第2話 終わってる生活力

「『料理をしてくれる魔法コクレール』」


 杖の先にある鍋やおたまがひとりでに動き出した。


 それを確認するとニアは振り返り、掃除具に杖を向け唱える。


「『掃除をしてくれる魔法プリフィカーレ』」


 すると、先程と同様に自動で部屋を片付けてくれる。


「なぁ、家事くらいならわざわざ魔法使ってまでしなくてもいいんじゃねぇの?魔女様よ」


 ここ数日間の関係ではあるが、ニアのまともな家事を見たことがないルクスは彼女の生活力の無さを心配した。


「こっちの方が楽だから。それに魔力なら腐るほどあるし」


「ただの自慢じゃねぇか!…初めて会った時から思ってたがアンタ、魔力切れたこと無いだろ?」


「だって、そんな大きな魔法使わないし」


「一昨日、最上位魔法連発してた奴が何言ってんだよ」


 まずまずの前提条件がニアと一般人では異なりすぎている。だからお互いの常識がほぼ噛み合わない。

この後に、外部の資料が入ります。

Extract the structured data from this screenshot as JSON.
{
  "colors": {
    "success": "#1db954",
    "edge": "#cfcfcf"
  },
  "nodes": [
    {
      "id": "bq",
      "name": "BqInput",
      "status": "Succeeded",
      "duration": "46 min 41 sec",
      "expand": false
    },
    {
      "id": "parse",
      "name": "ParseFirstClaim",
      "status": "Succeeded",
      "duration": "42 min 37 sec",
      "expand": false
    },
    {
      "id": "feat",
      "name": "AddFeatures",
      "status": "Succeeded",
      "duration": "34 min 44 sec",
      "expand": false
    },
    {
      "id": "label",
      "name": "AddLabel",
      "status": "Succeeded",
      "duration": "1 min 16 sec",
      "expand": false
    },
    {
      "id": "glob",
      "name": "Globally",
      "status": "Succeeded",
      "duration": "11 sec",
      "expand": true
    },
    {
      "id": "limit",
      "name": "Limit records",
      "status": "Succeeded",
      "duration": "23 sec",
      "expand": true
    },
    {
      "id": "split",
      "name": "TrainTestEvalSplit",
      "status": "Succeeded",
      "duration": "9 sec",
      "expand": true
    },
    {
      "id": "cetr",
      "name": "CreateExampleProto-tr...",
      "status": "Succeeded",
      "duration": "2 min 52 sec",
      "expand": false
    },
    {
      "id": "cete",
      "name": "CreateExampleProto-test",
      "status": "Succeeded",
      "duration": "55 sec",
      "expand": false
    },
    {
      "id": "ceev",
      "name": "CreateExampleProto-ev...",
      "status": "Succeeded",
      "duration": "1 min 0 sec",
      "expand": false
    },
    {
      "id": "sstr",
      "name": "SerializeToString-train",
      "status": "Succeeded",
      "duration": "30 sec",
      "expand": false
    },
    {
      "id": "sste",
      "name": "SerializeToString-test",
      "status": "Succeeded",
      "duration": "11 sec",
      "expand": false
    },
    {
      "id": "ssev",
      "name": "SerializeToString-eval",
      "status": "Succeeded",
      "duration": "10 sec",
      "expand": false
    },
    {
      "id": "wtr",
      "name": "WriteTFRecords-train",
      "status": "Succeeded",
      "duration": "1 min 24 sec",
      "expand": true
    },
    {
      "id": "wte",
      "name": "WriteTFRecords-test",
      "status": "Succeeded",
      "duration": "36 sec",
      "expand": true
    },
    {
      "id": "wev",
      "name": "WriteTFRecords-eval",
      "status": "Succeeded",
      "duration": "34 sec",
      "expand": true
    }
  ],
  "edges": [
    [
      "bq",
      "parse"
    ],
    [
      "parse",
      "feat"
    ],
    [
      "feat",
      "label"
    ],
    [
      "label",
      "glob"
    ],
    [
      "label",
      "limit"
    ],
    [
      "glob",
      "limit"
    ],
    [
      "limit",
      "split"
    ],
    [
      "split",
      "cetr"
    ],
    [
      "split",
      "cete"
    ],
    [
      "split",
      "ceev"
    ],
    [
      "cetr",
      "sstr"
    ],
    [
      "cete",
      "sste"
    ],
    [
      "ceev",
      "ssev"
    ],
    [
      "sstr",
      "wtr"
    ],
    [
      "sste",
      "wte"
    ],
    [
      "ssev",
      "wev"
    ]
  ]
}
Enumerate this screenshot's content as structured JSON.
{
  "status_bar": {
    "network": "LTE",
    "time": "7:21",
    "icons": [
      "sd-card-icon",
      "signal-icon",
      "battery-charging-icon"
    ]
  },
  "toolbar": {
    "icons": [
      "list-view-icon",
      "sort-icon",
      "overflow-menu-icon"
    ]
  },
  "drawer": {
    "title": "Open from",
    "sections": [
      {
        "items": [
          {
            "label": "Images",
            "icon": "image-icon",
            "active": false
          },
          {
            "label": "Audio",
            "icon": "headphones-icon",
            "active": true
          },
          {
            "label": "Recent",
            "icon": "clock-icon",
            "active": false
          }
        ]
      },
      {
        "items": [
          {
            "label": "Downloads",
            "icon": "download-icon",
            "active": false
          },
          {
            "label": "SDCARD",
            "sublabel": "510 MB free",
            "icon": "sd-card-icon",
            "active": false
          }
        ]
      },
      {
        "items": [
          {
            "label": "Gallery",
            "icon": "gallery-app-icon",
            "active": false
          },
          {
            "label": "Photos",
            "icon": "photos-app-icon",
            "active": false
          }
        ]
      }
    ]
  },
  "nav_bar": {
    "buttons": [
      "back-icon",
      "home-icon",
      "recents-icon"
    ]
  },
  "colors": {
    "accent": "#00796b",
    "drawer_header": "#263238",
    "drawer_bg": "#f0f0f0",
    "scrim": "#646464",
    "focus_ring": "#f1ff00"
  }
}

「ま、そんなことはいいんだけど。とにかく定期的に魔力発散しないと気分悪くなるんだよね」


「魔力総量が多すぎても不便なんだな」


「どちらかと言うと便利なことの方が多い」


「んな事は誰でもわかるわ!」


 ニアは大量の魔力を体内に持つと同時に定期にある程度の魔法を使って魔力を発散しないと体調が悪化する特殊体質。彼女はこの体質のことを魔力過多と名付けている。


「…それにしても、ニアはなんでこんな人気の無いところに住んでんだ?結構不便じゃね?」


「それは…」


「それは?」


「私、極度の人見知りだから」


「は?」


「え?」


「は?」


「え?」


 三回目まではこのやり取りはやらせない。とルクスはツッコミを入れることにした。


「アンタ十賢聖なんだろ!?最強の大魔道士が引きこもってて国は許してくれてんのかよ!?」


「この家…王様が手配してくれたの」


「あぁ…バリバリに許されてたわ」


「だから、基本的に人がここに来ることは無──」


「ヴァニッシュー!いるかー?」


「「え」」


 玄関の外から聞こえたその声にニアとルクスは言い合いを止めた。


「ルクス、絶対に音を立てないで。死ぬほど面倒なことになるから」


「わ…わかった」


「あれー?留守かー?」


 ニアは昔からの最強戦法である居留守を使うことにした。これならいくらデリカシーが欠如している人間でも諦めて帰るはず──。


「なんだ。いるじゃん」


 普通に入ってきやがった。


「な……何用ですか?ル…ルーナさん」


「そんな警戒すんなって。ただお仕事の話をしに来ただけだから」


 それが面倒なんだよ!何で大災害防いだ数日後にまた働かされるんだ。


「ニア、何かそのルーナって人の後ろにすんごい人見えるんだけど」


「何?ルクス。そのすんごい人って」


「おやおや、目が良い魔従者だね」


 優しく、暖かい声でルーナの後ろから現れたのは──。